A few months later, dependent on pain killers and xanax, I ran out of drugs 4 days before my doctor appointment. I figured that I could tough it out. I was wrong. On the 3rd day of withdrawal, I went to the bathroom. On my way back to bed, I lost all control of my legs. I could not walk and fell to the floor. I was able to pull my phone off of a table and call 911. In the hospital, I told them about the pain killers. For some reason I never mentioned the xanax. When they ran a toxicology test nothing showed up because it had been a few days since I had used. The doctors did not realize that I was in the middle of detoxifying from xanax. I was having convulsions, hallucinations and nightmares. I truly thought that I had died and went to hell. I escaped from ICU twice and was found in the parking lot looking for cigarettes. They finally put me in restraints. It was crazy. No one knew what was happening. Somewhere around the 3rd day, my ex-girlfriend, a nurse, came to the hospital. She knew the different drugs I was taking and told the hospital so they could start to properly detox me. I found out later that there are 2 drugs that can kill you when you are having withdrawals: alcohol and benzodiazepines (xanax).

I was sent to a second mental hospital in Houston because the doctors thought that I may have done permanent damage to my brain. I had taken so many drugs over my lifetime, nobody was sure what was happening, not even me. Many tests were taken, all of which came back negative, but I knew something was wrong. With a monkey on my back sitting in Houston, I wondered why I was at this place. It hit me - I am an alcoholic and a drug addict! I finally accepted this. With this knowledge, I knew what I needed to do; go back to the rehab I was at 14 years earlier, the one that I said I would never go back to. This time I was willing to do anything.

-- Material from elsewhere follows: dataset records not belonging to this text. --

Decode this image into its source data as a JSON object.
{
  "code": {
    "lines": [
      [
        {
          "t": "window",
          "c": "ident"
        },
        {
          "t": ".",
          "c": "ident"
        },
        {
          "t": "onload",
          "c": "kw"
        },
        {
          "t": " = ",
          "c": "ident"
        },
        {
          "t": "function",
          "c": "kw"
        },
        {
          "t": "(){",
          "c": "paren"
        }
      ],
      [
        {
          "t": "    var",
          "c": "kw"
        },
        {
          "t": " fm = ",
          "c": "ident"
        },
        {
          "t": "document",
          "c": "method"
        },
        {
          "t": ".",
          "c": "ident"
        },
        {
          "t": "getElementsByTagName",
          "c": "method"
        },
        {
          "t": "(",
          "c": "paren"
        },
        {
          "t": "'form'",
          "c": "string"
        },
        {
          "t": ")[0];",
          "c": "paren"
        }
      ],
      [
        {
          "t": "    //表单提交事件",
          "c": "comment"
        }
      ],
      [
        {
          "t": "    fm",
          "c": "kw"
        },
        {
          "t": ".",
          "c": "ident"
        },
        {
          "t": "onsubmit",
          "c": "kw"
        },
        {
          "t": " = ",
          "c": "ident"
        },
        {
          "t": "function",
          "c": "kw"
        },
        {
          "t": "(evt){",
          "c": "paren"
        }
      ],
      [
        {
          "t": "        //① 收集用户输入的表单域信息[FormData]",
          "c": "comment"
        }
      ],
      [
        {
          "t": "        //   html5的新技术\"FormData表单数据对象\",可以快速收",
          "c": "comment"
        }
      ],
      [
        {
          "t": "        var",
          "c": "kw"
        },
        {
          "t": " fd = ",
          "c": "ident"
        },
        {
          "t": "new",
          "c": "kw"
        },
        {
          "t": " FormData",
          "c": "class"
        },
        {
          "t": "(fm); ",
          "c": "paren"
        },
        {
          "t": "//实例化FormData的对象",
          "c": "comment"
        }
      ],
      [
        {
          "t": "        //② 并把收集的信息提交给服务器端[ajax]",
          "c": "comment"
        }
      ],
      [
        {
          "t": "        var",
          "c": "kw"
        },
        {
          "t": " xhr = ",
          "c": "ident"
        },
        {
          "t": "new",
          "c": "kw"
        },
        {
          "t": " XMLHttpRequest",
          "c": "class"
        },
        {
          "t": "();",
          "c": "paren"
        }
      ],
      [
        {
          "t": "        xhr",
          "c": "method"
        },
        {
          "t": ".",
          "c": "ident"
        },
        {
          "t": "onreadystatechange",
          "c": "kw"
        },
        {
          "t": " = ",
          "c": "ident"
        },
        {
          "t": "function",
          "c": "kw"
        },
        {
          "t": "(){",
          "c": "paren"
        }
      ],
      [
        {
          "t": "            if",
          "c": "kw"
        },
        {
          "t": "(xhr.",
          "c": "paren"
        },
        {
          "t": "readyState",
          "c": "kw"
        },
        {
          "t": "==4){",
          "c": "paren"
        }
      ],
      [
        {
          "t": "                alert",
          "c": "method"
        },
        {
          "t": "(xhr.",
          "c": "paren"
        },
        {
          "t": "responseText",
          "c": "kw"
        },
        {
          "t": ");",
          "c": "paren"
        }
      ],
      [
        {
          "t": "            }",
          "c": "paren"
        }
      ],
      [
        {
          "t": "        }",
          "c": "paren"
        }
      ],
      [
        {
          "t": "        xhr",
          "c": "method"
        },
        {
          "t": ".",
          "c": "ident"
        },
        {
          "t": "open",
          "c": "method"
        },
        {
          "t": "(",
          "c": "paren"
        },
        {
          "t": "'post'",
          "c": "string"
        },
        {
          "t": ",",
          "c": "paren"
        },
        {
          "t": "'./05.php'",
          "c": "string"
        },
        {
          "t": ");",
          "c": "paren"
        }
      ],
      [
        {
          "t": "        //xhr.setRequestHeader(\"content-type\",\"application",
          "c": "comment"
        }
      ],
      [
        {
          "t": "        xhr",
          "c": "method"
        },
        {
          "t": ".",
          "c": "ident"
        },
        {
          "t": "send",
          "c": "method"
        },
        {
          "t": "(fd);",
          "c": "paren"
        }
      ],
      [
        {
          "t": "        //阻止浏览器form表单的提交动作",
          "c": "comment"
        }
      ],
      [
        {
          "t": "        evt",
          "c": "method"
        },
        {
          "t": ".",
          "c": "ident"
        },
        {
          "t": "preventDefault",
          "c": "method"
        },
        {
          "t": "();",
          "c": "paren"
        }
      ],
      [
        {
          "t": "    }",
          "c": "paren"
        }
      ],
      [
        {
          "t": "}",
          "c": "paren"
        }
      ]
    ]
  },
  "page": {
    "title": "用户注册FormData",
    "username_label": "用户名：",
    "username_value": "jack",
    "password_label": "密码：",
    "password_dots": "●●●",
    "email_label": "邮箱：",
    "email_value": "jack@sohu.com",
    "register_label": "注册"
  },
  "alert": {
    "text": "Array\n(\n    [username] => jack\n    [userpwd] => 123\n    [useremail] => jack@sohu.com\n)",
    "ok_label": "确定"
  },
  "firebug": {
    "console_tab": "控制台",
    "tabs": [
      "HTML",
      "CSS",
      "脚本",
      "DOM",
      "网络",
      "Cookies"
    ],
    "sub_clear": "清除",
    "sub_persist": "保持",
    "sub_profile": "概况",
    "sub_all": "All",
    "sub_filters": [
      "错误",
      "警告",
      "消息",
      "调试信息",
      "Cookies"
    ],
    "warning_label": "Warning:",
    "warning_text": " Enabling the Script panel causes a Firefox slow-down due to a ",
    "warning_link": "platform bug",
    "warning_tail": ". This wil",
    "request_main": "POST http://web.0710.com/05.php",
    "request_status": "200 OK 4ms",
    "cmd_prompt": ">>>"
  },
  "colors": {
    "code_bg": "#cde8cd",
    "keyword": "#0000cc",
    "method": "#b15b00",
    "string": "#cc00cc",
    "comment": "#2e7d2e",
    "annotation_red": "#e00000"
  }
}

From Houston I flew back to Florida and checked into rehab. I did everything they asked me to do. I was serious about my recovery. I stayed there 5 months, learning the tools that I needed to use to deal with life on life's terms. They took us to 12 step meetings and I got a sponsor, the toughest S. O. B. in the rooms. There was no fooling around. I needed someone that I could not lie to. He has 37 years of sobriety-a real no bullshit kind of guy.

I continue to go to 12 step meetings daily. I am of service to the newcomer. I work the 12 steps of recovery with my sponsor. I continue to learn. I got my life back - just what I had prayed for. I spent 40 years battling addiction. I was a mean, nasty, lonely S. O. B. but have been given a second chance. I have done it all and seen it all. I know how it feels to live in hell from addiction to drugs and alcohol. I know how it feels to be so isolated from everyone and everything that they only release was the drugs and alcohol. I also know how it feels to ask for help and get it.

My life has changed in so many ways. I no longer take pain killers. I have started my own company helping other addicts and alcoholics find their way. I have experienced the dark side and now live in the light. I am here to be YOUR SOBER COMPANION, to show YOU the joys of recovery. I will help show you how to begin a journey of recovery which will result in a happy and healthy life.